Sunday Independent (Ireland)

Marieke Vervoort

Paralympic Games gold medal winner who ended her life by euthanasia

- © Telegraph

MARIEKE Vervoort, who has died by euthanasia aged 40, was a Belgian athlete who became one of the faces of the 2012 Paralympic Games in London, winning gold in the 100m T52 wheelchair class.

She became the focus of worldwide attention four years later, before the Rio Games, after revealing she had already decided to end her life when she could no longer endure the pain caused by a degenerati­ve spinal condition.

With her shock of blonde hair, fearlessly frank ways and vocal competitiv­e spirit, the “Beast from Diest” scored a major upset in 2012 by becoming the wheelchair sprint champion in a European record 19.68sec. In doing so, she held off defending champion Michelle Stilwell of Canada, who had earlier pipped her to gold in the 200m.

A year later, however, Vervoort suffered a serious shoulder injury while racing. She was told by a doctor she would never return to her previous level. Characteri­stically, this only spurred her on.

Having overseen her rehabilita­tion herself, she went on to set three world records and at the 2015 world championsh­ips in Doha, winning the 100m, 200m and 400m titles in her class. She then went to see the doctor who had given her the gloomy prognosis and thanked him: “You gave me the power to fight back like an animal. You make my mind only stronger.”

In 2014 she suffered a serious accident when boiling water spilt on her legs when she had an epileptic fit while cooking pasta. She had to spend four months in hospital and, as increasing pain made it harder for her to train, she began to contemplat­e euthanasia. This is legal in Belgium if three doctors deem quality of life to be intolerabl­e.

“She is stubborn,” her friend Lieve Bullens said. “She knows what she wants.

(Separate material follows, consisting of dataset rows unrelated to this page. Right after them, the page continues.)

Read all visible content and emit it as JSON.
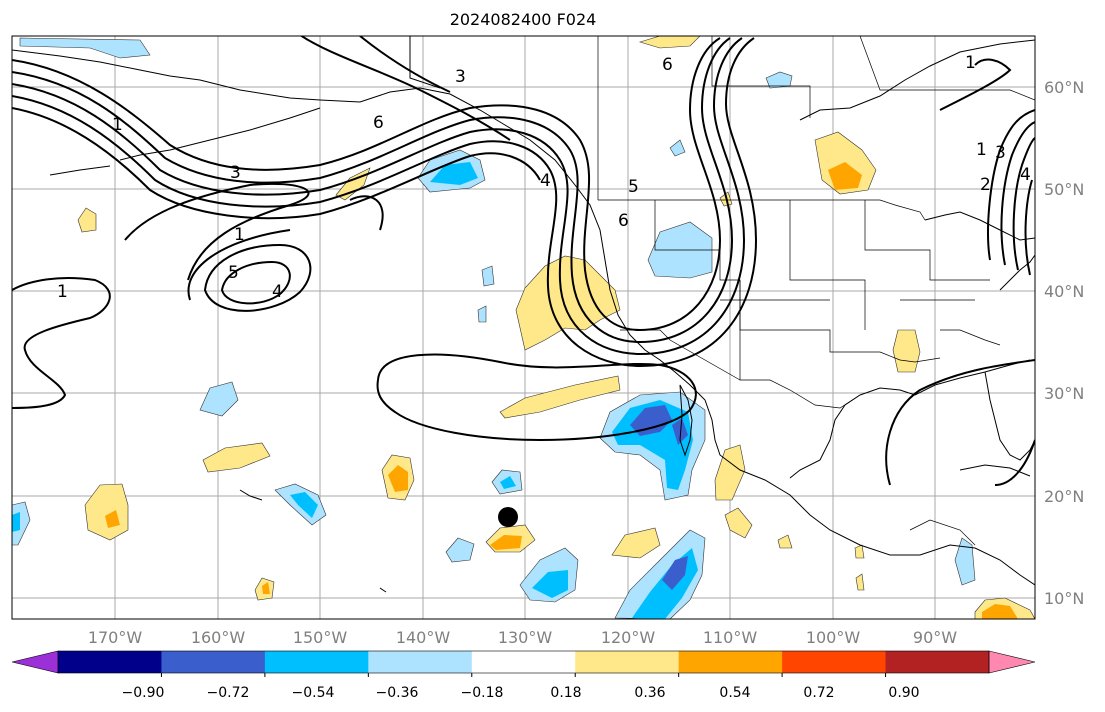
{
  "title": "2024082400 F024",
  "lon_ticks": [
    "170°W",
    "160°W",
    "150°W",
    "140°W",
    "130°W",
    "120°W",
    "110°W",
    "100°W",
    "90°W"
  ],
  "lat_ticks": [
    "60°N",
    "50°N",
    "40°N",
    "30°N",
    "20°N",
    "10°N"
  ],
  "colorbar": {
    "colors": [
      "#9b30d9",
      "#00008b",
      "#3a5fcd",
      "#00bfff",
      "#aee3ff",
      "#ffffff",
      "#ffe88a",
      "#ffa500",
      "#ff4500",
      "#b22222",
      "#ff88b0"
    ],
    "labels": [
      "−0.90",
      "−0.72",
      "−0.54",
      "−0.36",
      "−0.18",
      "0.18",
      "0.36",
      "0.54",
      "0.72",
      "0.90"
    ]
  },
  "contour_labels": [
    "1",
    "3",
    "4",
    "5",
    "6",
    "1",
    "3",
    "4",
    "5",
    "6",
    "1",
    "6",
    "2",
    "3",
    "4",
    "1",
    "1"
  ],
  "marker": "storm-position-marker"
}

But she also knows what she doesn’t want. A living hell is not the life that she wants.

“She says to the pain, ‘I decide when to go. Not you’.”

At the Rio Paralympic­s, Vervoort won her second silver, in the T51/52 400m, but had spent the previous 30 hours being violently sick and on a rehydratio­n drip. She went on to claim bronze in the 100m despite a bladder infection and a temperatur­e above fever level.

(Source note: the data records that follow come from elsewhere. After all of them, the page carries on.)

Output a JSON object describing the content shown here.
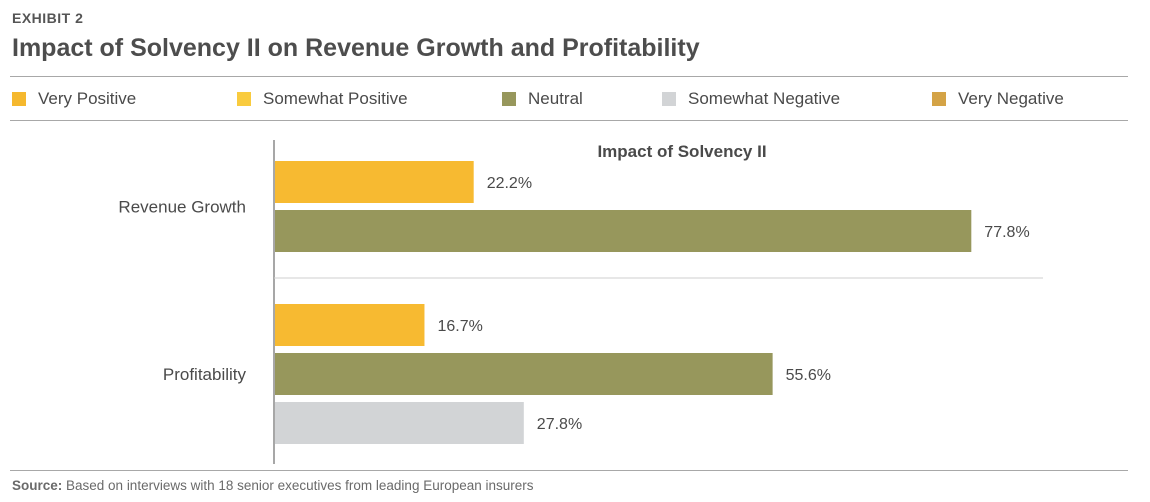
{
  "header": {
    "exhibit": "EXHIBIT 2",
    "title": "Impact of Solvency II on Revenue Growth and Profitability"
  },
  "legend": [
    {
      "label": "Very Positive",
      "color": "#F5B82E"
    },
    {
      "label": "Somewhat Positive",
      "color": "#F9CB3E"
    },
    {
      "label": "Neutral",
      "color": "#97975C"
    },
    {
      "label": "Somewhat Negative",
      "color": "#D2D4D6"
    },
    {
      "label": "Very Negative",
      "color": "#D4A346"
    }
  ],
  "chart_data": {
    "type": "bar",
    "orientation": "horizontal",
    "title": "Impact of Solvency II",
    "xlim": [
      0,
      100
    ],
    "grid": false,
    "legend_placement": "top",
    "categories": [
      "Revenue Growth",
      "Profitability"
    ],
    "groups": [
      {
        "category": "Revenue Growth",
        "bars": [
          {
            "series": "Somewhat Positive",
            "value": 22.2,
            "label": "22.2%",
            "color": "#F7BA31"
          },
          {
            "series": "Neutral",
            "value": 77.8,
            "label": "77.8%",
            "color": "#97975C"
          }
        ]
      },
      {
        "category": "Profitability",
        "bars": [
          {
            "series": "Somewhat Positive",
            "value": 16.7,
            "label": "16.7%",
            "color": "#F7BA31"
          },
          {
            "series": "Neutral",
            "value": 55.6,
            "label": "55.6%",
            "color": "#97975C"
          },
          {
            "series": "Somewhat Negative",
            "value": 27.8,
            "label": "27.8%",
            "color": "#D2D4D6"
          }
        ]
      }
    ]
  },
  "footer": {
    "source_label": "Source:",
    "source_text": " Based on interviews with 18 senior executives from leading European insurers"
  }
}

Marieke Vervoort was born in Diest, eastern Belgium, on May 10, 1979, to Odette and Jos. She was a sporty child who enjoyed diving and ju-jitsu and had early ambitions to become a PE teacher.

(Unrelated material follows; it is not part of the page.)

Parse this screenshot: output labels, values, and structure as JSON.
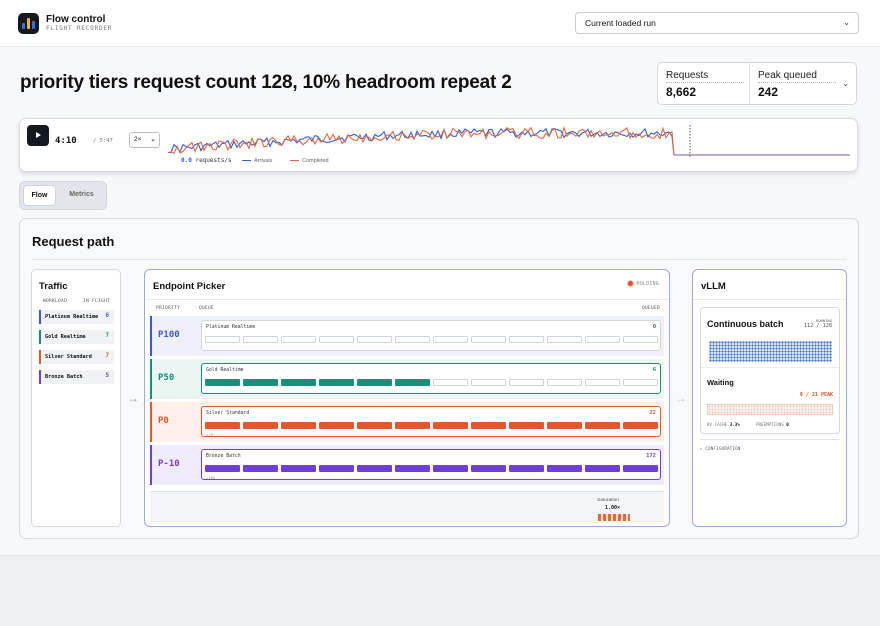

When she was 14, however, she began to suffer repeated infections in her Achilles tendon. At first, this left her able only to walk on tiptoe, but soon she had to use crutches and it became apparent the disease was moving up her body. Doctors eventually diagnosed a rare and incurable deformity between her fifth and sixth vertebrae which would cause progressiv­e tetraplegi­a.

Less well understood was the accompanyi­ng reflex sympatheti­c dystrophy which caused her excruciati­ng pain. She was often unable to sleep more than 10 minutes a night, and she began to suffer from epilepsy.

Sport offered an outlet, and

Vervoort took up para-triathlon and twice became world champion before she had to quit the sport in 2008 when confined to a wheelchair.

She was much cheered by an assistance Labrador, Zenn, who was trained to warn her if she was about to have an epileptic fit by pushing its head between her knees.

Pragmatic as ever, Vervoort planned every detail of her funeral: “I want that everybody takes a glass of Cava, because she had a really good life.

“She had a really bad disease, but thanks to that disease, she was able to do things that people can only dream about.”

Marieke Vervoort died on October 22, 2019.